Clark focused on his less-than- privileged upbringing as something that sets him apart from some of his rivals. Talking to reporters in Memphis, he noted that voters wonder "what are the candidates like. . . . How did they grow up, and therefore, how are they likely to respond."

Reporters asked him about some of his earlier statements, pointing out that he had said many married women stayed at home after World War II and relied on their husbands as wage earners. Clark said there are "a lot of reasons why wives are out working right now," adding that most jobs don't pay enough for there to be only one wage earner in the family.

And he said families spend "on average 22 hours a week less time with their children" when both spouses are working.

In Memphis, an event held at B.B. King's blues restaurant on Beale Street was filled with a few hundred enthusiastic supporters and a few undecided voters. Joan Vitale, 54, an Alabama native who has lived in Memphis for more than a decade, said she was deciding between Clark and Edwards, in large part because "they're both Southerners."

Vitale said she used to joke to her husband that she planned to vote for Edwards, "the good-looking one."

"But you know, Clark ain't bad-looking himself," she said with a laugh.

Edwards, too, campaigned at a restaurant, stopping at the Prater BBQ restaurant in Morrison, around the corner from the Carrier Corp. air-conditioner plant, which is closing. The stop gave Edwards a forum tailor-made for his populist message -- although interviews afterward with locals made clear that even the working-class constituency he is targeting harbors doubts about his viability against President Bush.

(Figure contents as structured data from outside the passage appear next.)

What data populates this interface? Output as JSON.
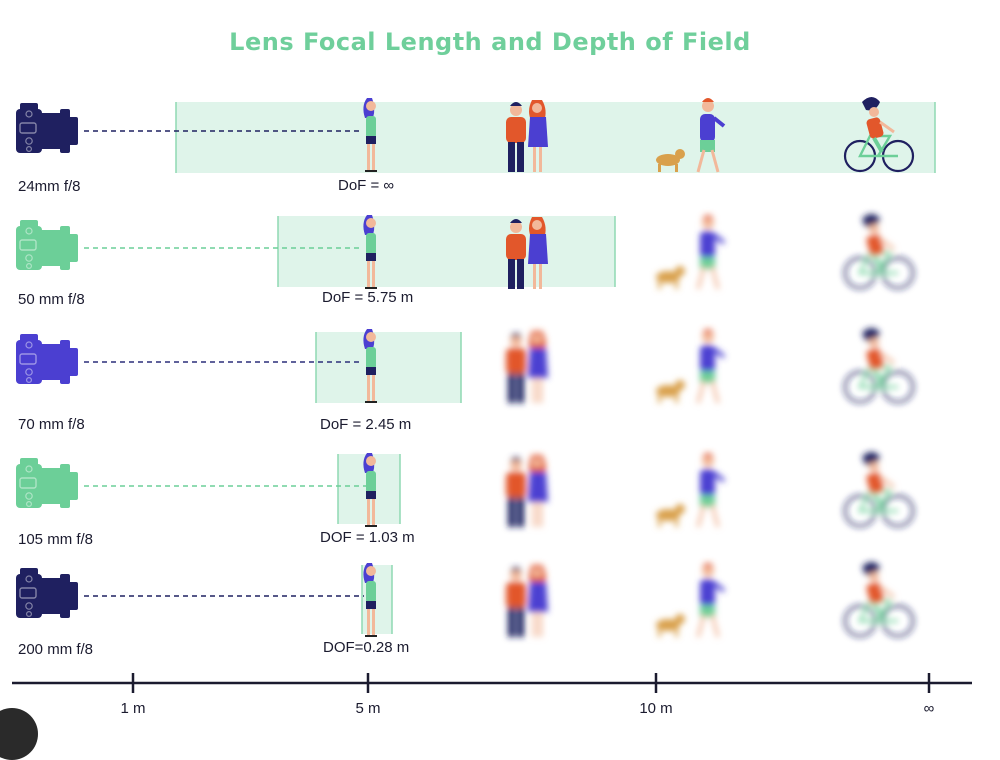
{
  "title": "Lens Focal Length and Depth of Field",
  "rows": [
    {
      "lens": "24mm f/8",
      "dof_label": "DoF = ∞",
      "camera_color": "#1f2060",
      "line_color": "#1f2060"
    },
    {
      "lens": "50 mm f/8",
      "dof_label": "DoF = 5.75 m",
      "camera_color": "#6ccf98",
      "line_color": "#6ccf98"
    },
    {
      "lens": "70 mm f/8",
      "dof_label": "DoF = 2.45 m",
      "camera_color": "#4b3fd1",
      "line_color": "#2c2f7a"
    },
    {
      "lens": "105 mm f/8",
      "dof_label": "DOF = 1.03 m",
      "camera_color": "#6ccf98",
      "line_color": "#6ccf98"
    },
    {
      "lens": "200 mm  f/8",
      "dof_label": "DOF=0.28 m",
      "camera_color": "#1f2060",
      "line_color": "#1f2060"
    }
  ],
  "axis": {
    "ticks": [
      "1 m",
      "5 m",
      "10 m",
      "∞"
    ]
  },
  "colors": {
    "title": "#6fcf9b",
    "dof_zone": "#dff4ea",
    "dof_border": "#8fd9b2",
    "axis": "#1b1b2f",
    "figure_purple": "#4b3fd1",
    "figure_green": "#6ccf98",
    "figure_orange": "#e2572b",
    "dog": "#d9a04c",
    "hair": "#1f2060"
  }
}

Last week, the Carrier plant's 1,300 workers were told the company would soon send production to facilities with nonunion workers in North Carolina and Texas, and to Mexico. For more than three decades, the plant has been the economic hub of this hardscrabble community.

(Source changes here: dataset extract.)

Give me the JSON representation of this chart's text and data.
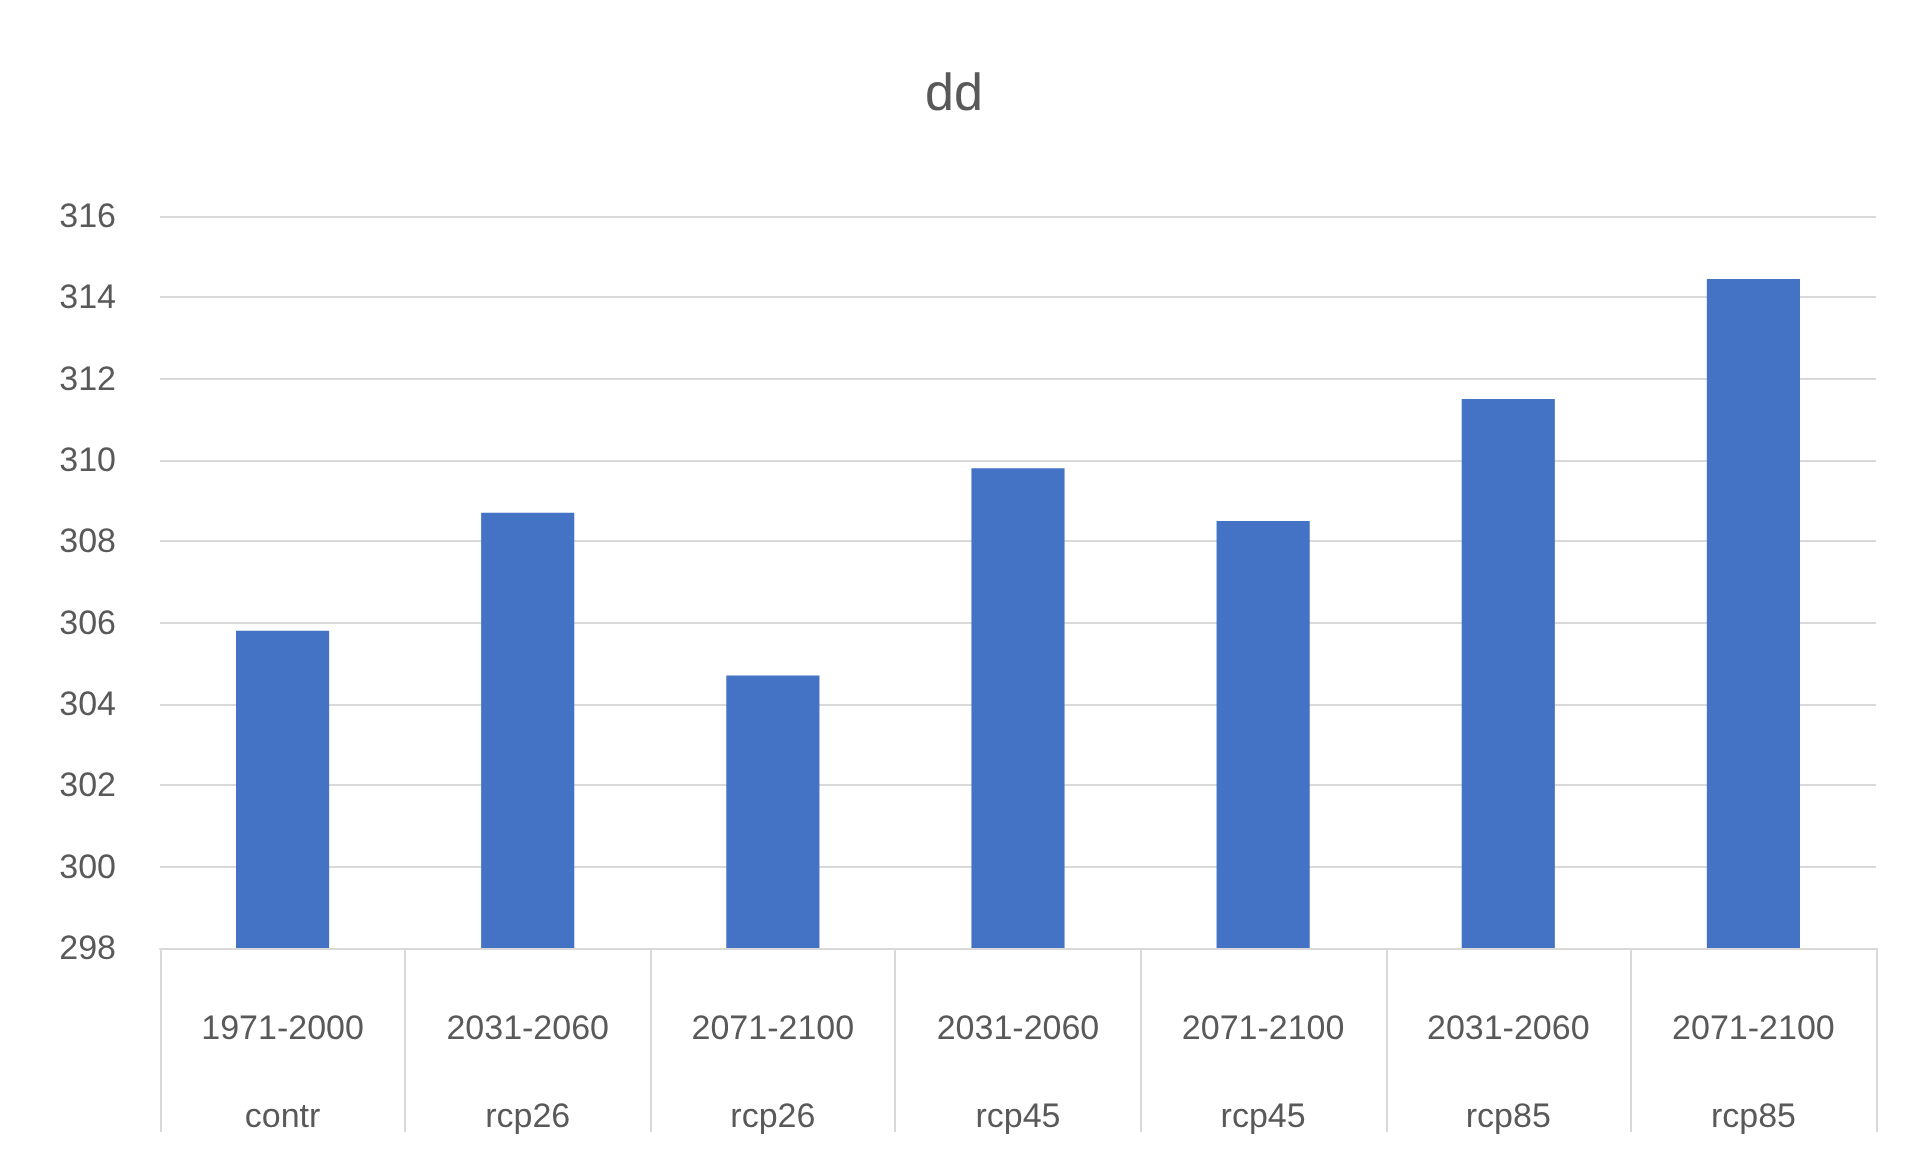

After spending 10 minutes privately talking to workers and local union members, Edwards mentioned his own youth, spent amid the beleaguered textile mill industry in which his father worked. As in South Carolina, where he won a decisive victory, Edwards has been making liberal use of his biography to woo voters here.

"I see in the eyes of these families, what they're going through, what I have seen before," he said.

But afterward, Monte Casto, 34, of nearby Murfreesboro, Tenn., was not convinced Edwards could beat Bush.

"I think he's a little young. He doesn't have the experience," he said.

Longtime Carrier Corp. employee Rebecca Woods disagreed: "If he's elected, he'll fix NAFTA. He seems to care for us personally."